Some of the markers evaluated deserve particular attention. Nitrotyrosine is a suitable marker of peroxynitrite and nitrosative stress generation [29] and an increased nitrotyrosine plasma level has been found in the plasma of diabetic patients [17, 30]. Interestingly, nitrotyrosine has recently been shown to be an independent risk factor for CVD [30]. Consistently, oxLDL as well as inflammatory cytokines are well recognised as being involved in atherogenesis [31, 32].

Therefore, emerging evidence suggesting that the modulation of postprandial hyperglycaemia makes it possible to reduce these factors, which are very probably involved in the pathogenesis of CVD, seems to be of clinical interest and relevance. This relevance, moreover, seems to be reinforced by several recent clinical trials. The STOP-NIDDM trial has presented data indicating that treatment of subjects with IGT with the α-glucosidase inhibitor acarbose, a compound which specifically reduces postprandial hyperglycaemia, is associated not only with a 36% reduction in the risk of progression to diabetes [33], but also with a 34% risk reduction in the development of new cases of hypertension and a 49% risk reduction in cardiovascular events [34]. In addition, in a subgroup of patients the carotid intima–media thickness was measured before randomisation and at the end of the study [35]. Acarbose treatment was associated with a significant decrease in the progression of intima–media thickness, an accepted marker of atherosclerosis [35]. Furthermore, in a recent meta-analysis of type 2 diabetic patients, acarbose treatment was associated with a significant reduction in cardiovascular events, even after adjusting for other risk factors [36]. Finally, very recently, the effects of two insulin secretagogues, repaglinide and glyburide, which are known to have different efficacy on postprandial hyperglycaemia, on carotid intima–media thickness and markers of systemic vascular inflammation in type 2 diabetic patients, were evaluated [37]. After 12 months, the postprandial glucose peak was 8.2±1.5 mmol/l in the repaglinide group and 9.9±1.7 mmol/l in the glyburide group (p<0.01). HbA1c showed a similar decrease in both groups (−0.9%). Carotid intima–media thickness regression, defined as a decrease of >0.020 mm, was observed in 52% of diabetic subjects receiving repaglinide and in 18% of those receiving glyburide (p<0.01). The reduction in carotid intima–media thickness was associated with changes in postprandial but not fasting hyperglycaemia [37]. Therefore evidence is emerging to suggest that treating postprandial hyperglycaemia may positively affect the development of the CVD.

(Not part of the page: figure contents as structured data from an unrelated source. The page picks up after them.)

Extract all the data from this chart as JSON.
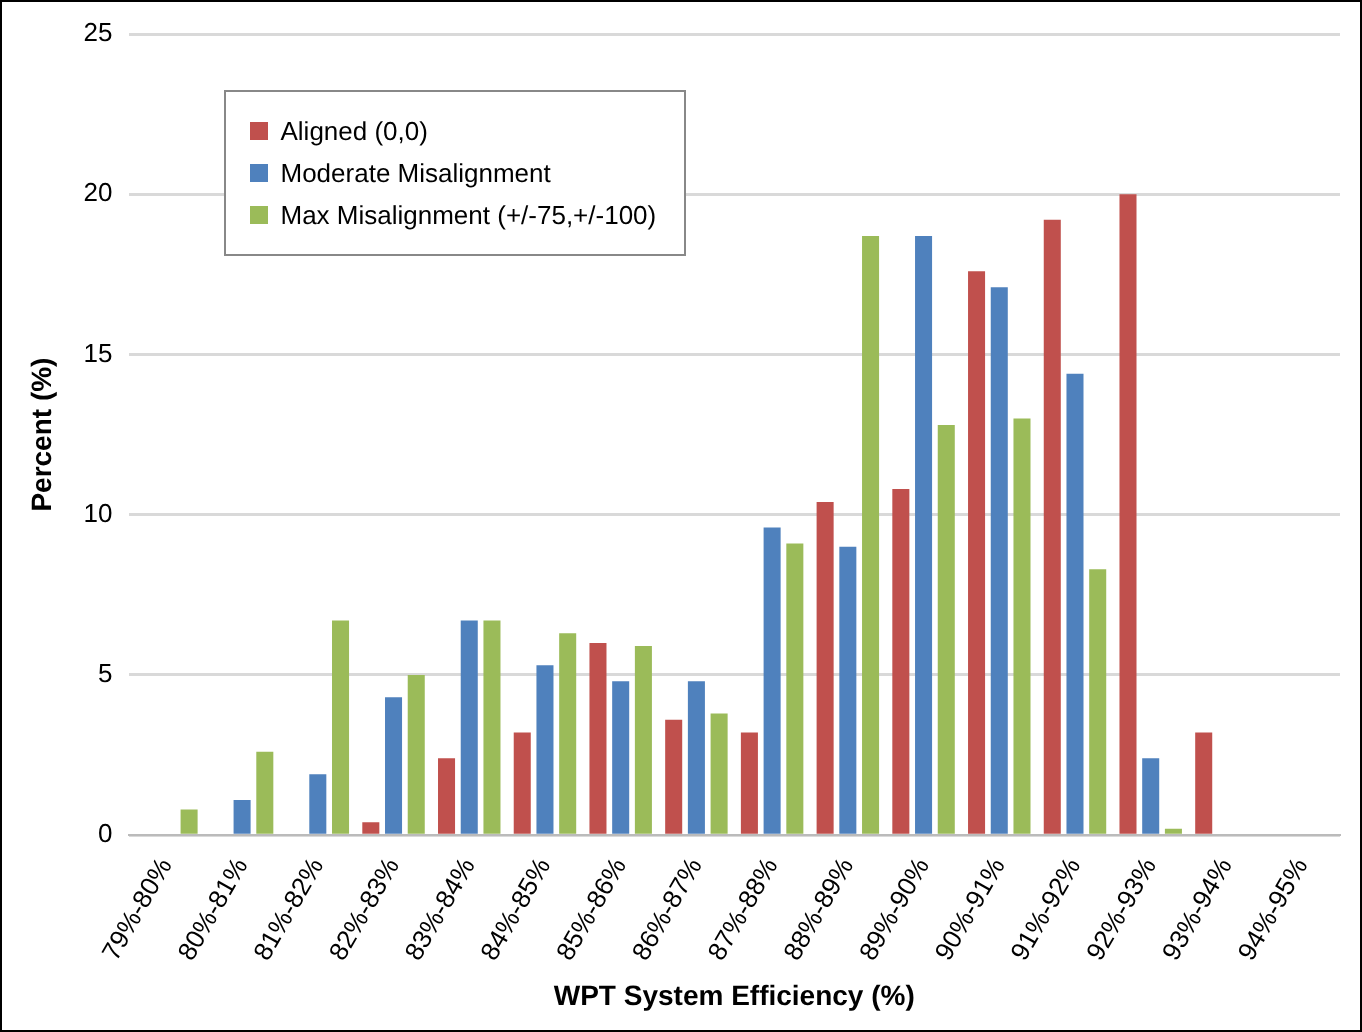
{
  "chart_data": {
    "type": "bar",
    "xlabel": "WPT System Efficiency (%)",
    "ylabel": "Percent (%)",
    "categories": [
      "79%-80%",
      "80%-81%",
      "81%-82%",
      "82%-83%",
      "83%-84%",
      "84%-85%",
      "85%-86%",
      "86%-87%",
      "87%-88%",
      "88%-89%",
      "89%-90%",
      "90%-91%",
      "91%-92%",
      "92%-93%",
      "93%-94%",
      "94%-95%"
    ],
    "series": [
      {
        "name": "Aligned (0,0)",
        "color": "#c0504d",
        "values": [
          0,
          0,
          0,
          0.4,
          2.4,
          3.2,
          6.0,
          3.6,
          3.2,
          10.4,
          10.8,
          17.6,
          19.2,
          20.0,
          3.2,
          0
        ]
      },
      {
        "name": "Moderate Misalignment",
        "color": "#4f81bd",
        "values": [
          0,
          1.1,
          1.9,
          4.3,
          6.7,
          5.3,
          4.8,
          4.8,
          9.6,
          9.0,
          18.7,
          17.1,
          14.4,
          2.4,
          0,
          0
        ]
      },
      {
        "name": "Max Misalignment (+/-75,+/-100)",
        "color": "#9bbb59",
        "values": [
          0.8,
          2.6,
          6.7,
          5.0,
          6.7,
          6.3,
          5.9,
          3.8,
          9.1,
          18.7,
          12.8,
          13.0,
          8.3,
          0.2,
          0,
          0
        ]
      }
    ],
    "ylim": [
      0,
      25
    ],
    "yticks": [
      0,
      5,
      10,
      15,
      20,
      25
    ],
    "grid": "y",
    "legend": "top left"
  }
}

This study only examined the effect of an acute administration of S21403, therefore no conclusion on the long-term effect of the treatment can be drawn at the moment. However, it seems reasonable that reducing postprandial oxidative stress and inflammation may result in a decrease of CVD.

In conclusion, this study shows that controlling postprandial hyperglycaemia with the specific agent S21403 significantly improves the cluster of oxidative stress and inflammation markers which are significantly increased in the postprandial state in diabetic patients. These data suggest that controlling postprandial hyperglycaemia may significantly contribute to the prevention of CVD in diabetes.

Duality of interest

This protocol was proposed and carried out by the investigators; the costs of running the study were supported by a grant from Institut de Recherches Servier, Paris, France. No further conflict of interest is declared.